3. Results and Discussion

3.1. International Experience in Syndromic Surveillance Implementation

Syndromic Surveillance Based on Emergency Department and Hospital Data

Addressing the deficiencies in conventional notifiable-disease systems requires a clearly delineated multi-channel framework that simultaneously employs clinical, laboratory, administrative, and unconventional data sources5. The conceptual basis for this technique was established shortly after the September 11, 2001, attacks, when U.S. public health organisations investigated the potential of near-real-time logs from emergency department admissions as an early-warning indicator for significant bioterrorism incidents.
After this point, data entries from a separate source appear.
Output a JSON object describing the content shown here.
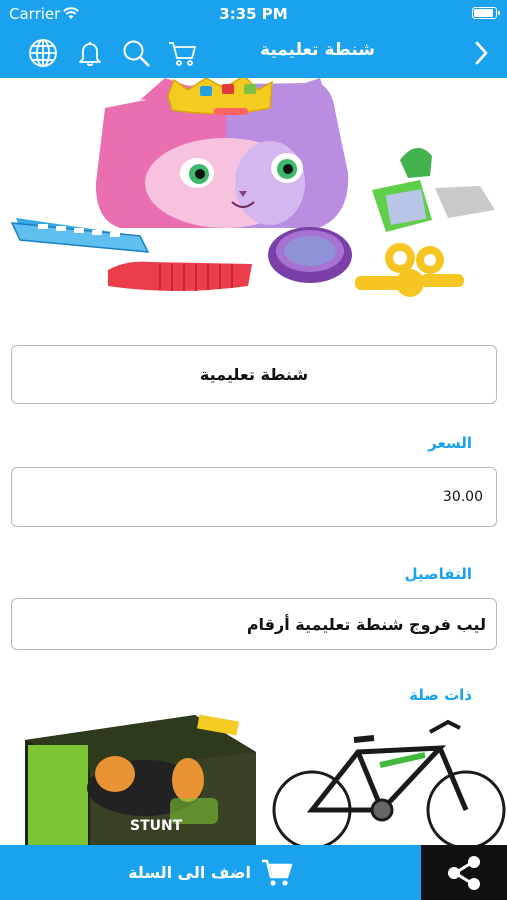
{
  "status_bar": {
    "carrier": "Carrier",
    "time": "3:35 PM"
  },
  "nav": {
    "title": "شنطة تعليمية",
    "icons": [
      "globe-icon",
      "bell-icon",
      "search-icon",
      "cart-icon",
      "chevron-right-icon"
    ]
  },
  "product": {
    "name": "شنطة تعليمية",
    "price_label": "السعر",
    "price": "30.00",
    "details_label": "التفاصيل",
    "details": "ليب فروج شنطة تعليمية أرقام"
  },
  "related": {
    "label": "ذات صلة",
    "items": [
      "bicycle",
      "stunt-car-toy"
    ]
  },
  "bottom_bar": {
    "add_to_cart_label": "اضف الى السلة"
  },
  "colors": {
    "accent": "#1aa2ef",
    "share_bg": "#111111",
    "border": "#b8b8b8"
  }
}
The discussions—ultimately formalised in systems like BioSense and ESSENCE—revealed that passive, clinician-initiated reporting is inherently less informative than the ongoing electronic collection and automated analysis of comprehensive ED registries[23,24]. Selective submission may exclude clinically mild or unusual symptoms, thereby create systematic gaps and obscuring the true onset of an outbreak.
The latency inherent in conventional case-notification processes is equally concerning; individual records must initially meet case-definition criteria, followed by validation, transmission, and manual curation before aggregate analysis can commence. This administrative delay, frequently quantified in days, diminishes the temporal resolution required for swift intervention and ultimately compromises confidence in the resultant situational assessment[25].
In 2002, the experience of multiple healthcare facilities in the USA validated a model that categorises complaints or illnesses based on ICD-9 codes, so confirming the benefits of syndromic surveillance. Espino’s study indicated that the screening sensitivity was 44% and the specificity was 97%, with the analysis of reported complaints (diagnosed before confirmed diagnosis) demonstrating the highest significance relative to the clinical diagnosis[26]. The methods of processing pre-diagnostic data based on symptoms, without pre-diagnostic coding, exhibited contrasting results. At a specificity threshold of 93%, the sensitivity of pre-diagnostic data compared to the confirmed diagnosis was 2 to 3% lower [27]. Nonetheless, the integration of the two models is characterised by enhanced accuracy[27]. Data availability for specific diseases associated with highly specific disease manifestations shapes to a great extent findings related to efficiency of syndromic surveillance. Highly generic symptoms as those reported for acute respiratory infections are expected to score high on sensitivity but low on the specificity scale[28] while specific symptoms and exposure history relevant to some syndromes such as gastroenteritis were pointed to lead to immediate diagnostic implications[29]. An explanation for the inaccuracies associated with symptom assessment is provided by the findings of Roberts’ research team, which indicate that the same disease may present with varying symptoms among different patients. Expanding the definitions, as proposed by the implementation of operational ICDs, may address the identified issue[30].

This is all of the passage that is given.